İmamoğlu, Esenyurt Belediye Başkanıyken "silahlı terör örgütüne üye olmak" suçundan tutuklanan Ahmet Özer'in adaylık sürecine ilişkin soruya şu yanıtı verdi:

"Esenyurt'ta aday olarak belirlenen arkadaşımızın çekilmesine müteakip Esenyurt ilçesinin demografik yapısına uygun olduğu düşünülen ve geçmişte benim de danışmanlığımı yapmış CHP üyesi Prof. Dr. Ahmet Özer, CHP Genel Merkezi tarafından aday gösterilmiştir. Bu süreçlerin tamamı Büyükşehir Belediye Başkan adayının tavsiyesi, İl Başkanlığının çalışma ekibine sunulması akabinde İl Başkanlığı bu öneriyi olumlu bulması halinde genel merkeze taşır.
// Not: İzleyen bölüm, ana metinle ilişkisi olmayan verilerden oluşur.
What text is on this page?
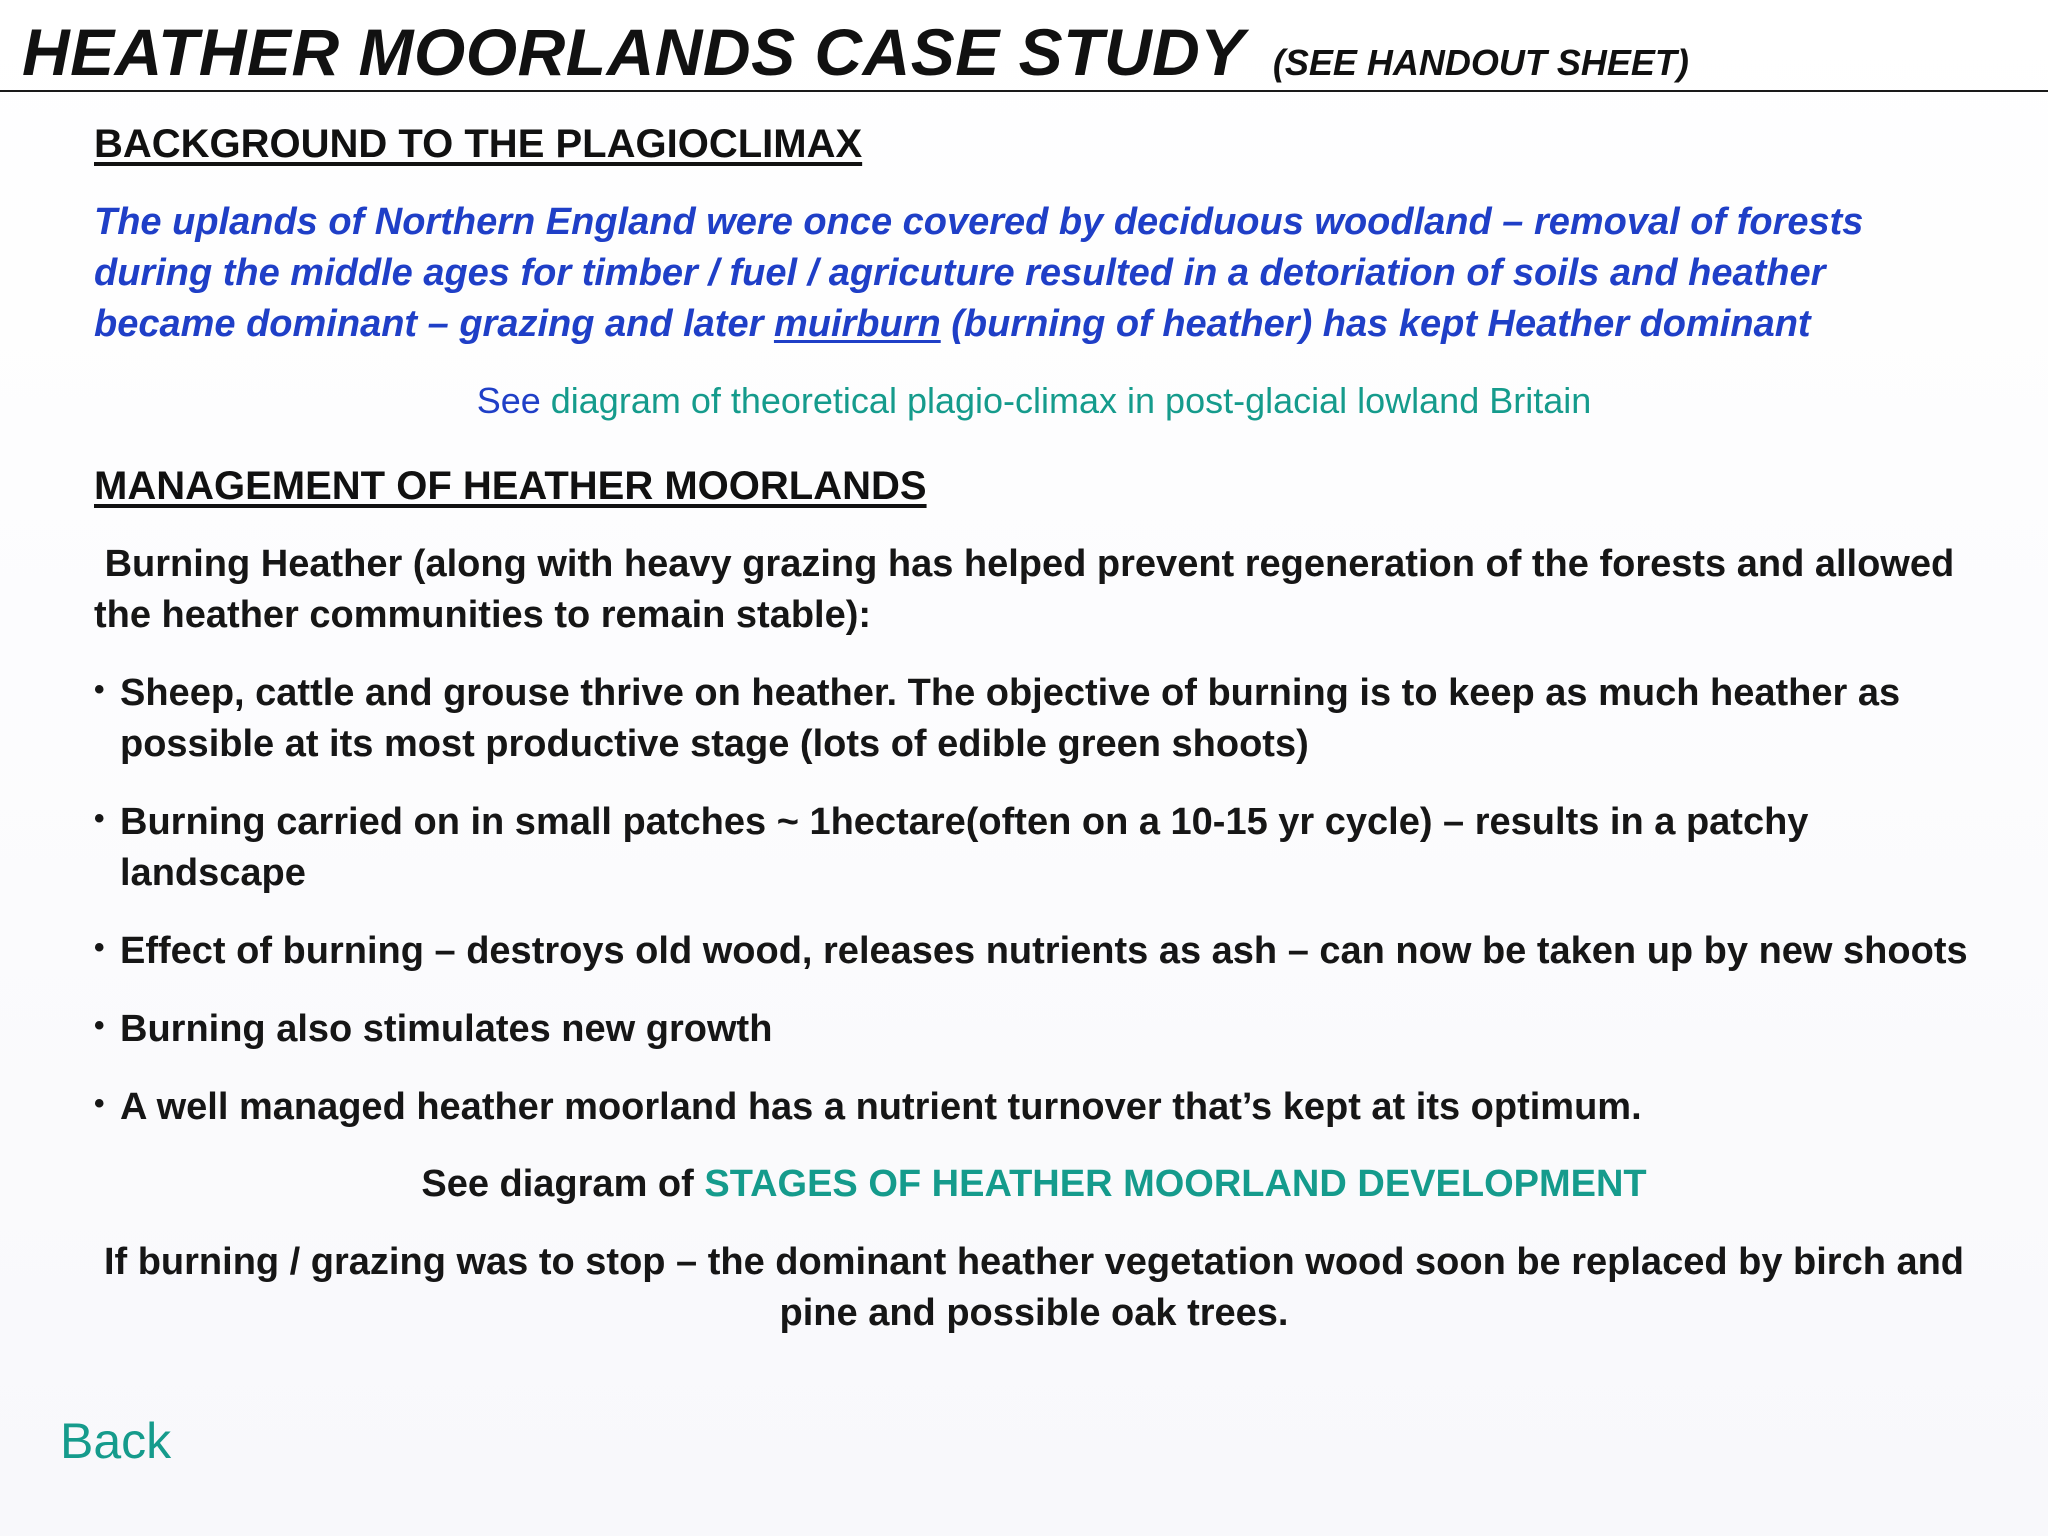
HEATHER MOORLANDS CASE STUDY (SEE HANDOUT SHEET)
BACKGROUND TO THE PLAGIOCLIMAX
The uplands of Northern England were once covered by deciduous woodland – removal of forests during the middle ages for timber / fuel / agricuture resulted in a detoriation of soils and heather became dominant – grazing and later muirburn (burning of heather) has kept Heather dominant
See diagram of theoretical plagio-climax in post-glacial lowland Britain
MANAGEMENT OF HEATHER MOORLANDS
Burning Heather (along with heavy grazing has helped prevent regeneration of the forests and allowed the heather communities to remain stable):
• Sheep, cattle and grouse thrive on heather. The objective of burning is to keep as much heather as possible at its most productive stage (lots of edible green shoots)
• Burning carried on in small patches ~ 1hectare(often on a 10-15 yr cycle) – results in a patchy landscape
• Effect of burning – destroys old wood, releases nutrients as ash – can now be taken up by new shoots
• Burning also stimulates new growth
• A well managed heather moorland has a nutrient turnover that’s kept at its optimum.
See diagram of STAGES OF HEATHER MOORLAND DEVELOPMENT
If burning / grazing was to stop – the dominant heather vegetation wood soon be replaced by birch and pine and possible oak trees.
Back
Genel merkezde bu karar, Merkez Yürütme Kurulu önerisiyle parti Meclisinde oylanarak verilir. Süreçler bu şekilde işletilmiştir."

İmamoğlu, ifadesinin devamında, kapısına yüzlerce polis gönderilerek gözaltına alınmasını kınadığını belirterek, hakkındaki soruşturmaların içinin boş olduğunu öne sürdü.
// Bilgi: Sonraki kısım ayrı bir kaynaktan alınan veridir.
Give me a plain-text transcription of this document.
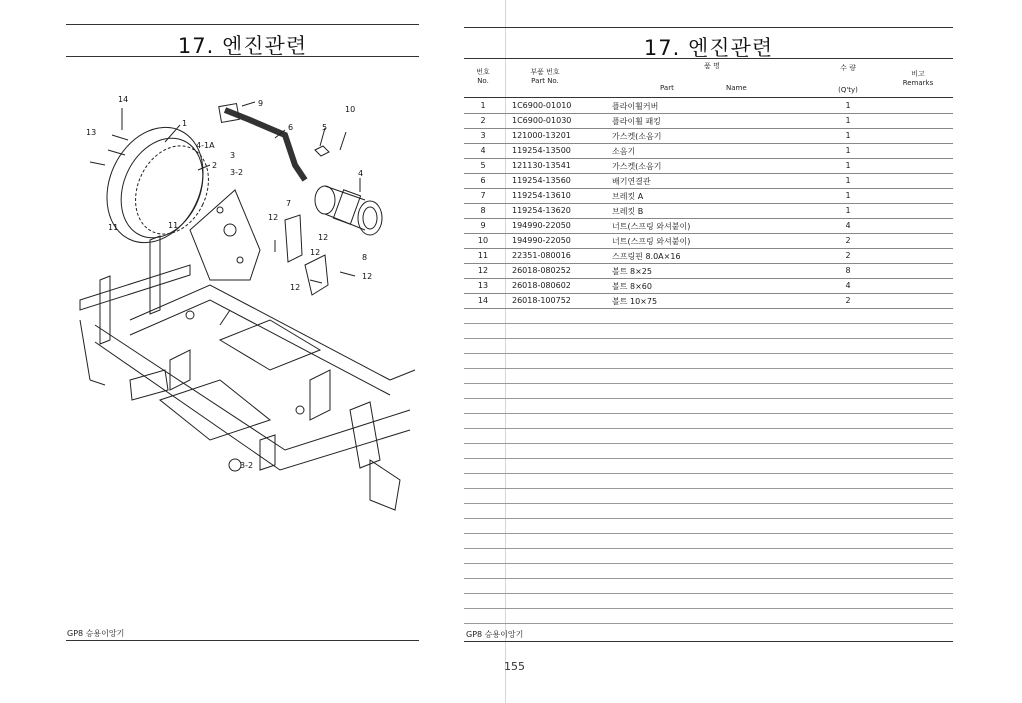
17. 엔진관련
14
13
1
9
4-1A
3
6
10
5
2
3-2	4
7
12
12
8
12
11	11
3-2
12
12
GP8 승용이앙기
17. 엔진관련
번호
No.
부품 번호
Part No.
품 명
Part	Name
수 량
(Q'ty)
비고
Remarks
1	1C6900-01010	플라이휠커버	1
2	1C6900-01030	플라이휠 패킹	1
3	121000-13201	가스켓(소음기	1
4	119254-13500	소음기	1
5	121130-13541	가스켓(소음기	1
6	119254-13560	배기연결관	1
7	119254-13610	브레킷 A	1
8	119254-13620	브레킷 B	1
9	194990-22050	너트(스프링 와셔붙이)	4
10	194990-22050	너트(스프링 와셔붙이)	2
11	22351-080016	스프링핀 8.0A×16	2
12	26018-080252	볼트 8×25	8
13	26018-080602	볼트 8×60	4
14	26018-100752	볼트 10×75	2
GP8 승용이앙기
155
YOLSUZLUK SORUŞTURMASINDAKİ İFADESİ 2.5 SAAT SÜRDÜ

İstanbul Büyükşehir Belediye (İBB) Başkanı Ekrem İmamoğlu'nun, İBB'ye yönelik "yolsuzluk" soruşturması kapsamındaki savcılık ifadesine de ulaşıldı. Örgütlü Suçlar Soruşturma Bürosunca ifadesi alınan İmamoğlu'nun, savcıya yaklaşık 2,5 saat süreyle, 2 sayfalık ifade verdiği öğrenildi.

Kendisine gösterilen fotoğraflara karşı İmamoğlu, "Ben fotoğraflarla ilgili cevap vermek istemiyorum" dedi.
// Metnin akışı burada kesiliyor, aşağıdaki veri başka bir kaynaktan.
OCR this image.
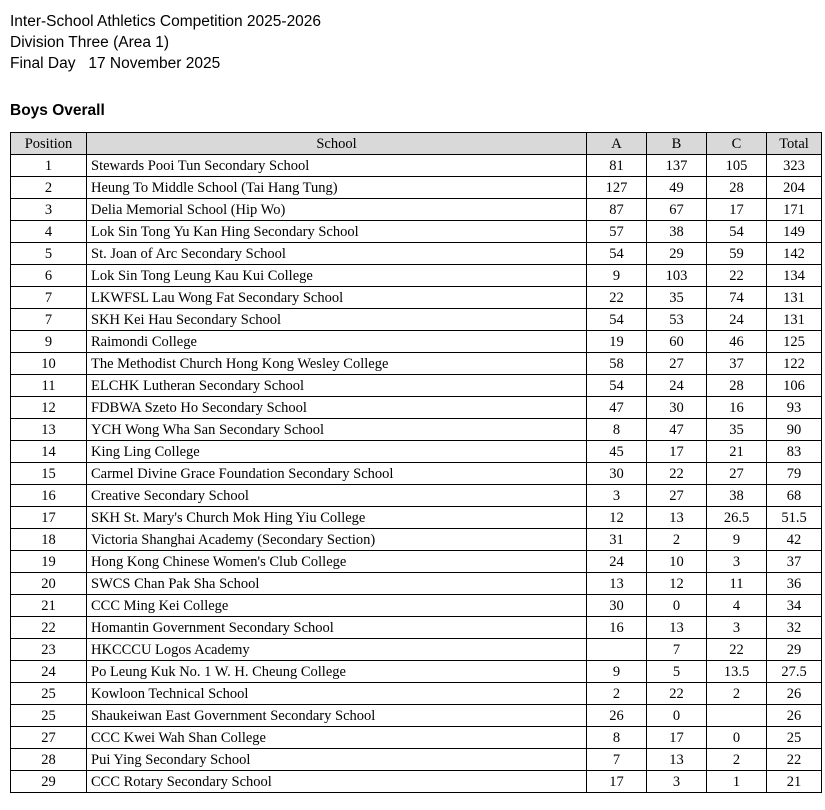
Inter-School Athletics Competition 2025-2026
Division Three (Area 1)
Final Day   17 November 2025
Boys Overall
Position	School	A	B	C	Total
1	Stewards Pooi Tun Secondary School	81	137	105	323
2	Heung To Middle School (Tai Hang Tung)	127	49	28	204
3	Delia Memorial School (Hip Wo)	87	67	17	171
4	Lok Sin Tong Yu Kan Hing Secondary School	57	38	54	149
5	St. Joan of Arc Secondary School	54	29	59	142
6	Lok Sin Tong Leung Kau Kui College	9	103	22	134
7	LKWFSL Lau Wong Fat Secondary School	22	35	74	131
7	SKH Kei Hau Secondary School	54	53	24	131
9	Raimondi College	19	60	46	125
10	The Methodist Church Hong Kong Wesley College	58	27	37	122
11	ELCHK Lutheran Secondary School	54	24	28	106
12	FDBWA Szeto Ho Secondary School	47	30	16	93
13	YCH Wong Wha San Secondary School	8	47	35	90
14	King Ling College	45	17	21	83
15	Carmel Divine Grace Foundation Secondary School	30	22	27	79
16	Creative Secondary School	3	27	38	68
17	SKH St. Mary's Church Mok Hing Yiu College	12	13	26.5	51.5
18	Victoria Shanghai Academy (Secondary Section)	31	2	9	42
19	Hong Kong Chinese Women's Club College	24	10	3	37
20	SWCS Chan Pak Sha School	13	12	11	36
21	CCC Ming Kei College	30	0	4	34
22	Homantin Government Secondary School	16	13	3	32
23	HKCCCU Logos Academy		7	22	29
24	Po Leung Kuk No. 1 W. H. Cheung College	9	5	13.5	27.5
25	Kowloon Technical School	2	22	2	26
25	Shaukeiwan East Government Secondary School	26	0		26
27	CCC Kwei Wah Shan College	8	17	0	25
28	Pui Ying Secondary School	7	13	2	22
29	CCC Rotary Secondary School	17	3	1	21
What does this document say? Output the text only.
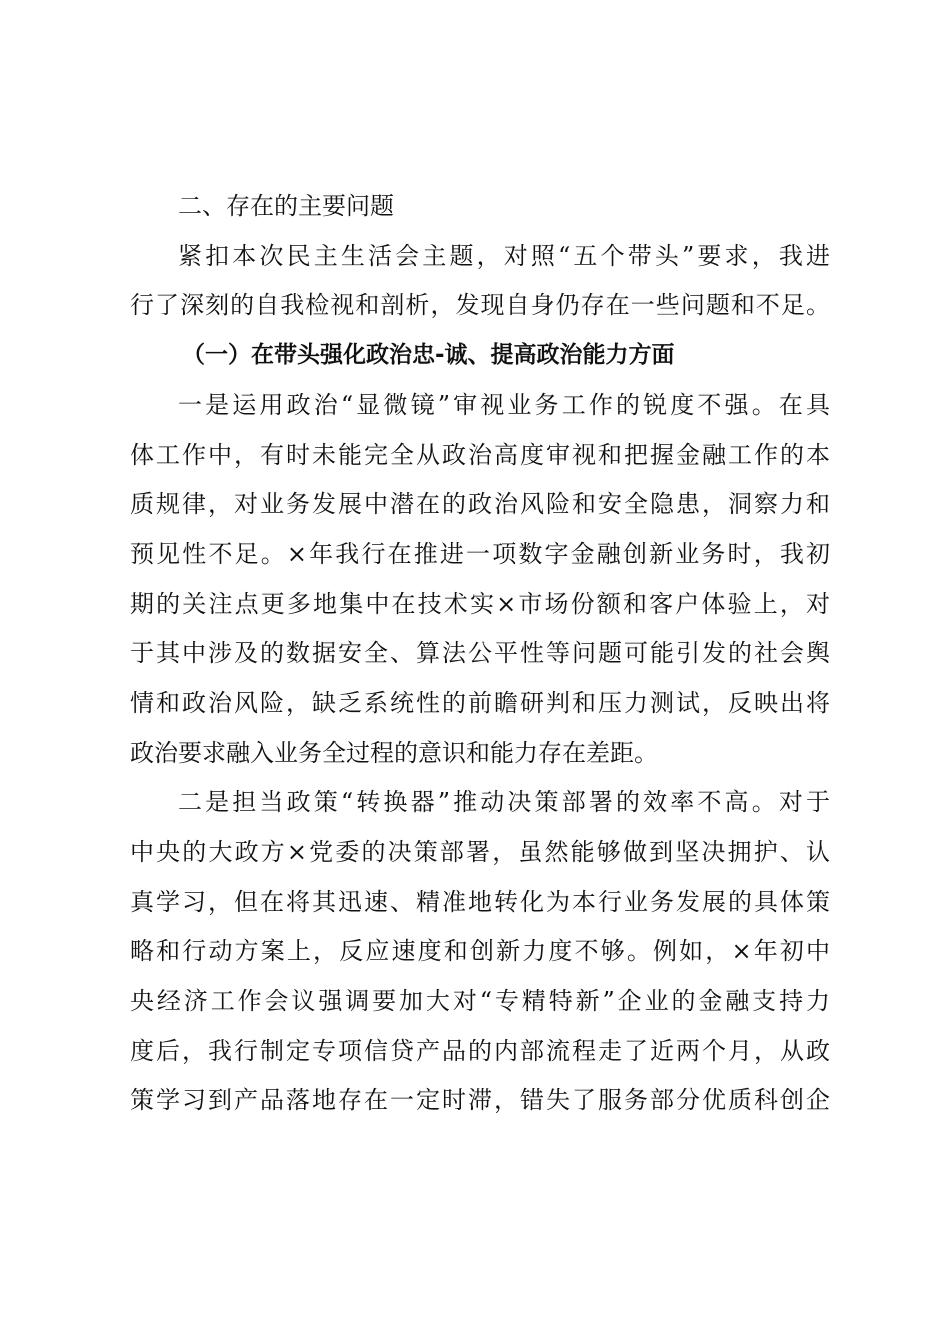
二、存在的主要问题
紧扣本次民主生活会主题，对照“五个带头”要求，我进
行了深刻的自我检视和剖析，发现自身仍存在一些问题和不足。
（一）在带头强化政治忠-诚、提高政治能力方面
一是运用政治“显微镜”审视业务工作的锐度不强。在具
体工作中，有时未能完全从政治高度审视和把握金融工作的本
质规律，对业务发展中潜在的政治风险和安全隐患，洞察力和
预见性不足。×年我行在推进一项数字金融创新业务时，我初
期的关注点更多地集中在技术实×市场份额和客户体验上，对
于其中涉及的数据安全、算法公平性等问题可能引发的社会舆
情和政治风险，缺乏系统性的前瞻研判和压力测试，反映出将
政治要求融入业务全过程的意识和能力存在差距。
二是担当政策“转换器”推动决策部署的效率不高。对于
中央的大政方×党委的决策部署，虽然能够做到坚决拥护、认
真学习，但在将其迅速、精准地转化为本行业务发展的具体策
略和行动方案上，反应速度和创新力度不够。例如，×年初中
央经济工作会议强调要加大对“专精特新”企业的金融支持力
度后，我行制定专项信贷产品的内部流程走了近两个月，从政
策学习到产品落地存在一定时滞，错失了服务部分优质科创企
İBB Başkanı ve Türkiye'de en fazla gündemde olan kişilerden olduğunu belirten İmamoğlu, "Hayatım halkın arasında geçiyor ve insanlarla ilgili en fazla güvendiğim şey, bir kere gördüğüm insanları tanımak ve hatırlamak üzeredir. Ancak listeli bir şekilde fotoğraf tablosunun önüme konularak, büyük bir bölümünün benimle çalışan, özel yaşamımda benimle ilişkili ve siyasi olarak yol arkadaşı olduğum belli insanların bana sorulmasını şahsıma uygun bir soru yöntemi olarak görmüyorum. Zaten fotoğrafta olan kişilerle ilişkilerim bellidir ve tespitlidir. Diğerleriyle ilgili tanımadığım insanları gözümle hatırladığım kadarıyla ifade ederek tanımaya çalışacak çaba içerisinde olacak bir kişi değilim" ifadesini kullandı. İmamoğlu savunmasını şu şekilde sürdürdü:

"Bana sormuş olduğunuz Sarıyer İlçesi Reşitpaşa Mahallesi'nde bulunan 624 ada, 175 parselde yer alan kamulaştırma ile ilgili tamamen belediyenin bölgeyi yeşil alan olarak halkın huzuruna sunması için yapılmış bir çalışmadır. Belediye olarak binlerce kamulaştırma işlemi yapılmıştır. Bu da onlardan sadece bir tanesidir. Yasemin Eroğuz tarafından satın alınan söz konusu yer her ne kadar MASAK raporunda 3 milyon matrahlı ve 250 bin lira kapora ödemesi şeklinde gözükmüşse de söz konusu arazinin alımı için Türkiye İş Bankası'ndan iki ayrı kredi kullanılmış olup, ödemeler kredi vasıtasıyla gerçekleşmiştir. Bu hususun tekrar araştırılmasını istiyoruz."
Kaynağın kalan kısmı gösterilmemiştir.